Anticipate cleaning time
Be prepared to clean your juicer after every use. Bacteria love to feast on unpasteurized juices, so it’s important to clean your juicer immediately after you use it. The drier it gets, the harder the pulp is to remove.
During testing, we found that the strainer baskets and pulp spouts tended to need the most attention. So, think about how often you’ll use your machine, what kind of fruits and vegetables you’ll be juicing (some leave more behind in your juicer than others), and how much time you’ll have to clean your machine.
Price of a juicer
How much does it cost to buy a juicer?
The average price of a juicer ranges from $30 to $400 and above. Manual juicers will typically cost less than $30, while good electric juicers can range from $50 to over $400. Things like size, capacity and extra attachments are common factors that that determines much a particular juicer machine will cost you to buy.
How to get the most nutrient-rich juice from your juicing machine
- Chill your produce in the fridge beforehand. This may help stave off oxidation, allowing your fruits and veggies to retain more nutrients.
- Add a drizzle of olive oil to your juice. It sounds counter-intuitive, but fats help your body absorb more of the vitamins in leafy green vegetables, like kale or spinach.
- Incorporate citrus fruits like lemons, limes, and oranges: Citric acid is a natural preservative that can help slow the oxidation process.
- The quality of your produce also makes a difference. The fresher the better.

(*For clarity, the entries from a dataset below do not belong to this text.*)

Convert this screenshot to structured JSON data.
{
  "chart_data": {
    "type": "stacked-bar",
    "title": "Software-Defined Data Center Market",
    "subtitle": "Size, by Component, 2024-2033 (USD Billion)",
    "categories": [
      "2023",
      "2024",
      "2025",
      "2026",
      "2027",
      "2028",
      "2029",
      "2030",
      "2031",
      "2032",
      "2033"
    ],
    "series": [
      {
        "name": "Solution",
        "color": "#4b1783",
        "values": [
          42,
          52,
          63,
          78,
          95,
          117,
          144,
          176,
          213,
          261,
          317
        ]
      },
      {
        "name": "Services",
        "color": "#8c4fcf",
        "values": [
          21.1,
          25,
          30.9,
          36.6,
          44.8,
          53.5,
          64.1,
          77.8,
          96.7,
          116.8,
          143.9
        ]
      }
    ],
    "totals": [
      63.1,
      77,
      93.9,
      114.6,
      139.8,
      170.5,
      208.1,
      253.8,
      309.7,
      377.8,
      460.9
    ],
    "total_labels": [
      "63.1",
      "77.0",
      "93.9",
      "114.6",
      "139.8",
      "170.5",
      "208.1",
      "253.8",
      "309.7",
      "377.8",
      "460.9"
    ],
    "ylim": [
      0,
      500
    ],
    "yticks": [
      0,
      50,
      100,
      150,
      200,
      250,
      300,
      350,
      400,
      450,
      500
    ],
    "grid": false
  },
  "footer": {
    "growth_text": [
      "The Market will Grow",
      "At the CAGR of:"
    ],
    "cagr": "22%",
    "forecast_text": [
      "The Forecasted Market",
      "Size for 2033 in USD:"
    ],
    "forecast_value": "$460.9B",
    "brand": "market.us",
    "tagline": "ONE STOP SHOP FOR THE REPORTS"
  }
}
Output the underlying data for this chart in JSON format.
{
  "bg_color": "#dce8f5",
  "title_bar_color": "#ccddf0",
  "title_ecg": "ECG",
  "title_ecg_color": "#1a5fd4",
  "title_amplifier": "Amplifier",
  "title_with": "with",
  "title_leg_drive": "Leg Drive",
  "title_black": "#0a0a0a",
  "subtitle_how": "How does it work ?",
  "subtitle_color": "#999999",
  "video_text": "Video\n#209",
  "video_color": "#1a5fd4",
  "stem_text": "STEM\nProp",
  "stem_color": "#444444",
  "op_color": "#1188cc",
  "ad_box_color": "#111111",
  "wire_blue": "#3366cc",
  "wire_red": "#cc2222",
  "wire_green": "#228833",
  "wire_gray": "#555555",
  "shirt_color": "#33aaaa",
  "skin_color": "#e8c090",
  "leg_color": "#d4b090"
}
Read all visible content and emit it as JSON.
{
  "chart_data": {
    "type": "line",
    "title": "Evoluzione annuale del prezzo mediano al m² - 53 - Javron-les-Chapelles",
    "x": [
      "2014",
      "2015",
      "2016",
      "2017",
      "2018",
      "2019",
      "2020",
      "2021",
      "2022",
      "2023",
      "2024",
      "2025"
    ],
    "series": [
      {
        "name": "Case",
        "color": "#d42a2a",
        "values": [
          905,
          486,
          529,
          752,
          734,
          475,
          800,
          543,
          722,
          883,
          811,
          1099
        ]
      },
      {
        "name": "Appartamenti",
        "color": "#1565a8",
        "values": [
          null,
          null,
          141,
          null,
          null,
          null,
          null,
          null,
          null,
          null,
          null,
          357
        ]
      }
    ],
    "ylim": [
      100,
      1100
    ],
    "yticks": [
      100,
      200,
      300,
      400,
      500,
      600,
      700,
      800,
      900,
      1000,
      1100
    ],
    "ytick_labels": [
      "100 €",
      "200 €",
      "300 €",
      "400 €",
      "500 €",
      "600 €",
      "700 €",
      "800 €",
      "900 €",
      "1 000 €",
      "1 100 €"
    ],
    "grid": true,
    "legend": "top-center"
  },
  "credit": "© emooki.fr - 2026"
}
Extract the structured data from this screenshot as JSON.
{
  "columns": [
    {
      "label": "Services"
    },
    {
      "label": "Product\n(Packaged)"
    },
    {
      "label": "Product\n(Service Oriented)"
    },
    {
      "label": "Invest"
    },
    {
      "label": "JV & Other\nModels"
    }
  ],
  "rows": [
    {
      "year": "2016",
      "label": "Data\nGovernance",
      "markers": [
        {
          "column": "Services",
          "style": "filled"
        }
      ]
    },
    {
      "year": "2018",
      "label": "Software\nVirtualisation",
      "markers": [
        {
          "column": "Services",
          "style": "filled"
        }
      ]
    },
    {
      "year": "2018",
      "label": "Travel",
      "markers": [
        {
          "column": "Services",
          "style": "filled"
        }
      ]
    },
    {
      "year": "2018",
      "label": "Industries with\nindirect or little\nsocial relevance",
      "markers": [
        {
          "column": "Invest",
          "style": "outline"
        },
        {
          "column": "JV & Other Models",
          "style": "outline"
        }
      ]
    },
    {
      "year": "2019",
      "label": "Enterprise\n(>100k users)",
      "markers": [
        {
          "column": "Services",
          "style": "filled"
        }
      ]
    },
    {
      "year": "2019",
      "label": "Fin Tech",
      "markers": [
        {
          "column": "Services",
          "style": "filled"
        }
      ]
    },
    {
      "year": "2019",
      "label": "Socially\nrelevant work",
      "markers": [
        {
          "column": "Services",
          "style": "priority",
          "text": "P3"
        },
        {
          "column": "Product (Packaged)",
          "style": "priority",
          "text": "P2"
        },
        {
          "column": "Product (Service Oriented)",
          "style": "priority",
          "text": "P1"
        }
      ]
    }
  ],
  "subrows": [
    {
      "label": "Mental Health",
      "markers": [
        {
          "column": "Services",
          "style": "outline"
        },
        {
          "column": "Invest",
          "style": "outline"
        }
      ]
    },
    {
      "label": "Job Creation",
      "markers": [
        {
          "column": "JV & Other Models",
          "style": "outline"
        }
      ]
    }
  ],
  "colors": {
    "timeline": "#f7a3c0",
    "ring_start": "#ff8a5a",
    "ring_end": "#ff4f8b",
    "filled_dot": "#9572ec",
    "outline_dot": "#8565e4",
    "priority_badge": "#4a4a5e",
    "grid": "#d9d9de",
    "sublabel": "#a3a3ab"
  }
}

How We Tested and Chose the Best Juicers: Our findings
Centrifugal vs. Cold-press Juicers
We limited our focus to the two most common types of juicers: centrifugal and cold-press – excluding food mixers and smoothie blenders, manual juicers, and citrus juicers.
Centrifugal juicers shred produce and spin it rapidly to extract juice.
Cold-press juicers (also called masticating juicers) crush juice out by twisting the produce against a screen. Cold-press juicers take longer and tend to be more expensive, but extract slightly more juice.
Nutrition writer and dietitian Sharon Palmer told us that a juicer “should be easy to use, take apart, clean, and store.” Most of the juicers took about 10 minutes to assemble.
The $250+ Breville and the $400+ Hurom both came mostly assembled, but the Tribest didn’t – and we found its instructions confusing and difficult to follow. KitchenAid’s $300+ juicer attachment was hands-down the worst, requiring a full 20 minutes to assemble and almost causing injury thanks to its exposed blade.
A good juicer can juice green leafy vegetables and produce a high yield from ingredients. The most efficient juicers will squeeze your fruits and veggies dry.
The centrifugal juicers averaged a speedy two minutes per glass of juice, but they also tended to be quite messy, splattering juice everywhere if we placed our own glasses beneath the juice spouts.
The cold-press juicers were generally quieter and neater during juicing, leaving us with a much cleaner countertop – but they required about seven minutes to fill one glass.
Ease of cleaning
While all juicers require scrubbing, we wanted to find models that were as simple to clean as possible, free of nooks and crannies where pulp could collect. Despite a reputation that cold-press models will have you digging pulp out of their components for hours, our testing found that they were only slightly more difficult to clean than centrifugal juicers.